Suppose that one of us went to a solicitor’s office and said: “Do you know, such a queer thing has happened to me! I went and burgled a poor old gentleman the other day—stole his watch and a lot of valuable plate—and outside I met a policeman, whom I drugged with chloroform on a handkerchief.” One imagines the solicitor gravely investigating the matter, finding no old gentleman, no watch, no stolen plate, and no policeman. He charges the usual fee, puts a pair of handcuffs on the lady, and tells her to come back in a fortnight and have them altered.
A doctor whom I love very much once made this startling remark to me: “You lead a very nice life for a lady.”

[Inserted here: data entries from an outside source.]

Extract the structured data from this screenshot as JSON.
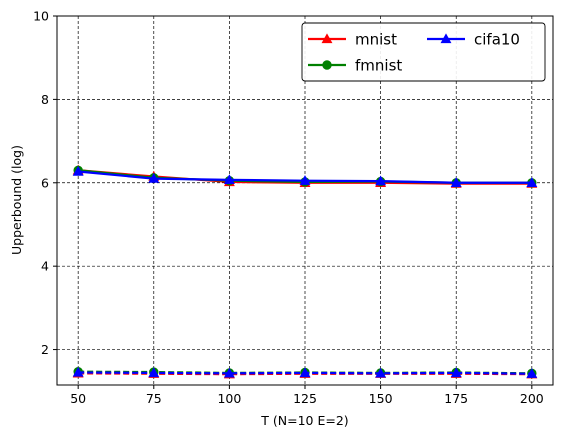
{
  "chart_data": {
    "type": "line",
    "title": "",
    "xlabel": "T (N=10 E=2)",
    "ylabel": "Upperbound (log)",
    "x": [
      50,
      75,
      100,
      125,
      150,
      175,
      200
    ],
    "xlim": [
      43,
      207
    ],
    "ylim": [
      1.15,
      10
    ],
    "xticks": [
      "50",
      "75",
      "100",
      "125",
      "150",
      "175",
      "200"
    ],
    "yticks": [
      "2",
      "4",
      "6",
      "8",
      "10"
    ],
    "grid": true,
    "legend": {
      "position": "upper-right",
      "columns": 2
    },
    "series": [
      {
        "name": "mnist",
        "color": "#ff0000",
        "marker": "triangle",
        "linestyle": "solid",
        "values": [
          6.3,
          6.15,
          6.02,
          6.0,
          6.0,
          5.98,
          5.98
        ]
      },
      {
        "name": "fmnist",
        "color": "#008000",
        "marker": "circle",
        "linestyle": "solid",
        "values": [
          6.3,
          6.12,
          6.05,
          6.02,
          6.03,
          6.0,
          6.0
        ]
      },
      {
        "name": "cifa10",
        "color": "#0000ff",
        "marker": "triangle",
        "linestyle": "solid",
        "values": [
          6.27,
          6.1,
          6.07,
          6.05,
          6.04,
          6.0,
          6.0
        ]
      },
      {
        "name": "",
        "color": "#ff0000",
        "marker": "triangle",
        "linestyle": "dashed",
        "values": [
          1.43,
          1.42,
          1.41,
          1.42,
          1.42,
          1.42,
          1.41
        ]
      },
      {
        "name": "",
        "color": "#008000",
        "marker": "circle",
        "linestyle": "dashed",
        "values": [
          1.47,
          1.46,
          1.44,
          1.45,
          1.44,
          1.45,
          1.43
        ]
      },
      {
        "name": "",
        "color": "#0000ff",
        "marker": "triangle",
        "linestyle": "dashed",
        "values": [
          1.45,
          1.44,
          1.43,
          1.44,
          1.43,
          1.44,
          1.42
        ]
      }
    ]
  }
}
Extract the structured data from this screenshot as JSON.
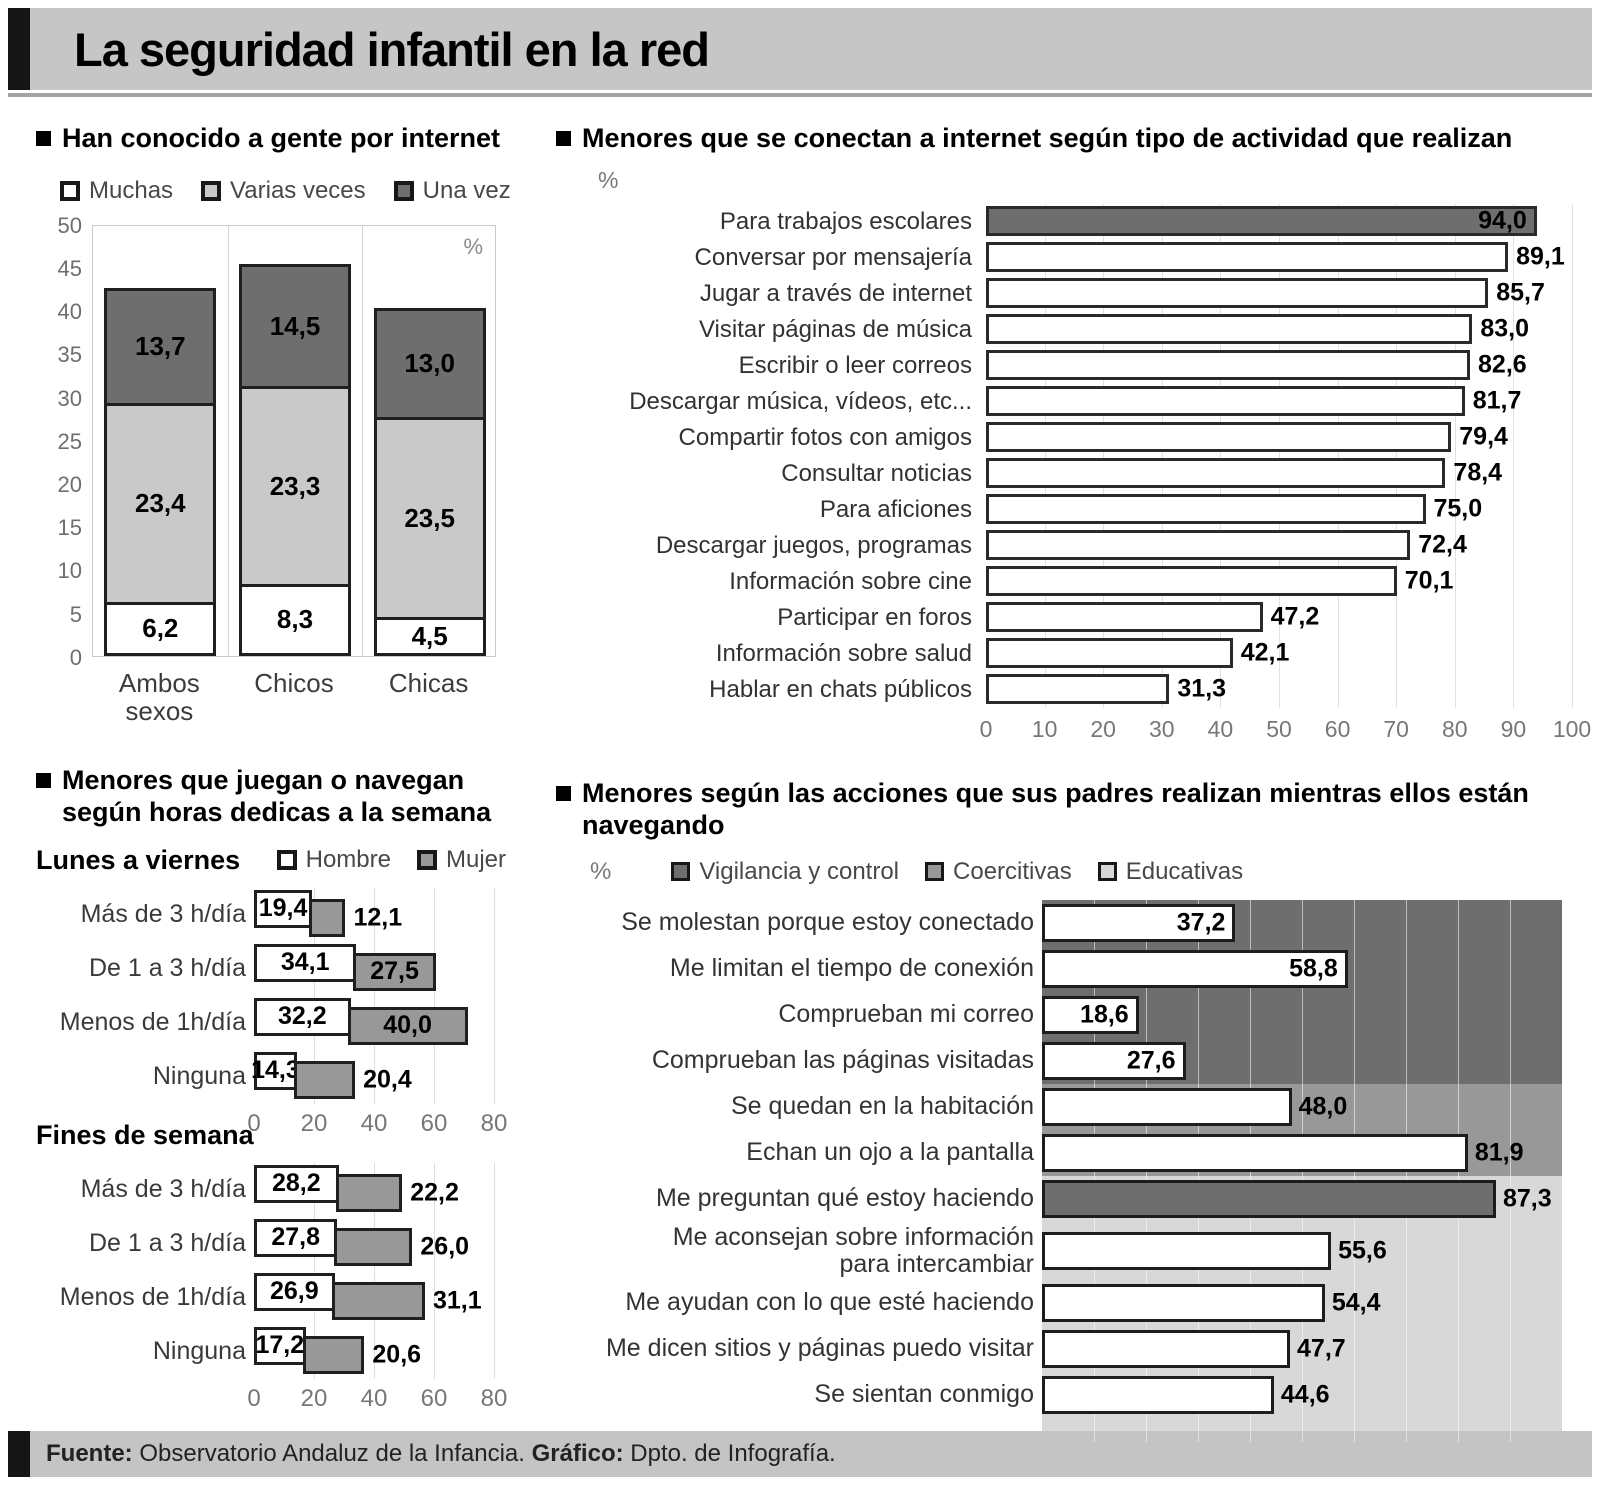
{
  "header": {
    "title": "La seguridad infantil en la red"
  },
  "footer": {
    "fuente_label": "Fuente:",
    "fuente_text": " Observatorio Andaluz de la Infancia. ",
    "grafico_label": "Gráfico:",
    "grafico_text": " Dpto. de Infografía."
  },
  "colors": {
    "dark": "#6e6e6e",
    "medium": "#989898",
    "light": "#c9c9c9",
    "zone_light": "#d8d8d8",
    "bar_white": "#ffffff",
    "header_bg": "#c6c6c6"
  },
  "chart_data": [
    {
      "id": "conocido-gente",
      "type": "bar",
      "subtype": "stacked_column",
      "title": "Han conocido a gente por internet",
      "unit": "%",
      "legend": [
        {
          "label": "Muchas",
          "color": "white"
        },
        {
          "label": "Varias veces",
          "color": "light"
        },
        {
          "label": "Una vez",
          "color": "dark"
        }
      ],
      "categories": [
        "Ambos\nsexos",
        "Chicos",
        "Chicas"
      ],
      "series": [
        {
          "name": "Muchas",
          "color": "white",
          "values": [
            6.2,
            8.3,
            4.5
          ]
        },
        {
          "name": "Varias veces",
          "color": "light",
          "values": [
            23.4,
            23.3,
            23.5
          ]
        },
        {
          "name": "Una vez",
          "color": "dark",
          "values": [
            13.7,
            14.5,
            13.0
          ]
        }
      ],
      "ylim": [
        0,
        50
      ],
      "yticks": [
        0,
        5,
        10,
        15,
        20,
        25,
        30,
        35,
        40,
        45,
        50
      ]
    },
    {
      "id": "actividades",
      "type": "bar",
      "subtype": "horizontal",
      "title": "Menores que se conectan a internet según tipo de actividad que realizan",
      "unit": "%",
      "categories": [
        "Para trabajos escolares",
        "Conversar por mensajería",
        "Jugar a través de internet",
        "Visitar páginas de música",
        "Escribir o leer correos",
        "Descargar música, vídeos, etc...",
        "Compartir fotos con amigos",
        "Consultar noticias",
        "Para aficiones",
        "Descargar juegos, programas",
        "Información sobre cine",
        "Participar en foros",
        "Información sobre salud",
        "Hablar en chats públicos"
      ],
      "values": [
        94.0,
        89.1,
        85.7,
        83.0,
        82.6,
        81.7,
        79.4,
        78.4,
        75.0,
        72.4,
        70.1,
        47.2,
        42.1,
        31.3
      ],
      "highlight_index": 0,
      "xlim": [
        0,
        100
      ],
      "xticks": [
        0,
        10,
        20,
        30,
        40,
        50,
        60,
        70,
        80,
        90,
        100
      ]
    },
    {
      "id": "horas-semana",
      "type": "bar",
      "subtype": "stacked_horizontal_pair",
      "title_lines": [
        "Menores que juegan o navegan",
        "según horas dedicas a la semana"
      ],
      "legend": [
        {
          "label": "Hombre",
          "color": "white"
        },
        {
          "label": "Mujer",
          "color": "medium"
        }
      ],
      "xlim": [
        0,
        80
      ],
      "xticks": [
        0,
        20,
        40,
        60,
        80
      ],
      "subcharts": [
        {
          "label": "Lunes a viernes",
          "categories": [
            "Más de 3 h/día",
            "De 1 a 3 h/día",
            "Menos de 1h/día",
            "Ninguna"
          ],
          "hombre": [
            19.4,
            34.1,
            32.2,
            14.3
          ],
          "mujer": [
            12.1,
            27.5,
            40.0,
            20.4
          ],
          "mujer_label_inside": [
            false,
            true,
            true,
            false
          ]
        },
        {
          "label": "Fines de semana",
          "categories": [
            "Más de 3 h/día",
            "De 1 a 3 h/día",
            "Menos de 1h/día",
            "Ninguna"
          ],
          "hombre": [
            28.2,
            27.8,
            26.9,
            17.2
          ],
          "mujer": [
            22.2,
            26.0,
            31.1,
            20.6
          ],
          "mujer_label_inside": [
            false,
            false,
            false,
            false
          ]
        }
      ]
    },
    {
      "id": "acciones-padres",
      "type": "bar",
      "subtype": "horizontal_zoned",
      "title_lines": [
        "Menores según las acciones que sus padres realizan mientras ellos están",
        "navegando"
      ],
      "unit": "%",
      "legend": [
        {
          "label": "Vigilancia y control",
          "color": "dark"
        },
        {
          "label": "Coercitivas",
          "color": "medium"
        },
        {
          "label": "Educativas",
          "color": "zone"
        }
      ],
      "xlim": [
        0,
        100
      ],
      "rows": [
        {
          "label": "Se molestan porque estoy conectado",
          "value": 37.2,
          "zone": "dark",
          "label_inside": true
        },
        {
          "label": "Me limitan el tiempo de conexión",
          "value": 58.8,
          "zone": "dark",
          "label_inside": true
        },
        {
          "label": "Comprueban mi correo",
          "value": 18.6,
          "zone": "dark",
          "label_inside": true
        },
        {
          "label": "Comprueban las páginas visitadas",
          "value": 27.6,
          "zone": "dark",
          "label_inside": true
        },
        {
          "label": "Se quedan en la habitación",
          "value": 48.0,
          "zone": "medium",
          "label_inside": false
        },
        {
          "label": "Echan un ojo a la pantalla",
          "value": 81.9,
          "zone": "medium",
          "label_inside": false
        },
        {
          "label": "Me preguntan qué estoy haciendo",
          "value": 87.3,
          "zone": "light",
          "label_inside": false,
          "highlight": true
        },
        {
          "label": "Me aconsejan sobre información\npara intercambiar",
          "value": 55.6,
          "zone": "light",
          "label_inside": false
        },
        {
          "label": "Me ayudan con lo que esté haciendo",
          "value": 54.4,
          "zone": "light",
          "label_inside": false
        },
        {
          "label": "Me dicen sitios y páginas puedo visitar",
          "value": 47.7,
          "zone": "light",
          "label_inside": false
        },
        {
          "label": "Se sientan conmigo",
          "value": 44.6,
          "zone": "light",
          "label_inside": false
        }
      ]
    }
  ]
}
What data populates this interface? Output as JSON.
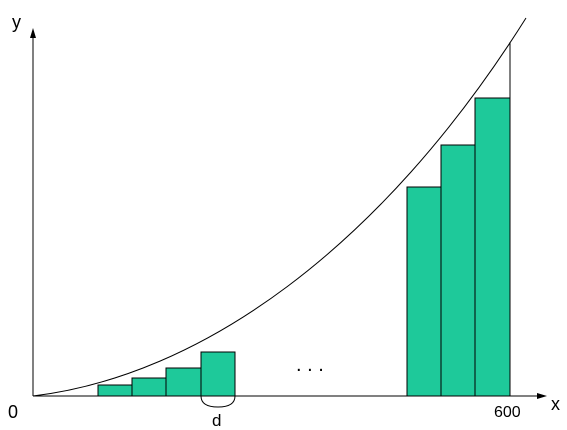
{
  "labels": {
    "y_axis": "y",
    "x_axis": "x",
    "origin": "0",
    "x_end": "600",
    "width_symbol": "d",
    "ellipsis": ". . ."
  },
  "colors": {
    "bar_fill": "#1ec99a",
    "stroke": "#000000",
    "background": "#ffffff"
  },
  "figure": {
    "curve": "increasing convex curve",
    "left_bars_count": 4,
    "right_bars_count": 3
  }
}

The words brought to my mind such pictures as I have never forgotten. Such vistas of flat, dull landscape stretched before me; such dead seas of sensible conversation; such mountains made of interminable molehills; such continents of golf links and tennis lawns. All the shores were strewn with correctly balanced account books and the débris of tea parties; the trees were hung with carefully selected and well-boiled legs of mutton; first-rate parlourmaids with slight moustaches who understood the telephone peeped from behind every bush, and family butchers mated on St. Valentine’s Day in the place of nightingales. The sky was made of chill-proof Jaeger, and the stars were all turned so that their light fell from behind and on the left side of the book. My thoughts took the form of a parody on Lear’s poem about the Jumblies:
Far from new, far from new, is the land where the ladies live;
Their tongues are long, and their thoughts are few, and their morals are like a sieve.
The last line will not bear analysis, but I think that the word “ladies” as he used it gave me an impression of something that lets the juice of life escape and retains only a few husks and skins. A very nice life for a lady seemed to me little more than a very nice tissue of habits, but then, no words mean quite the same thing to any two people.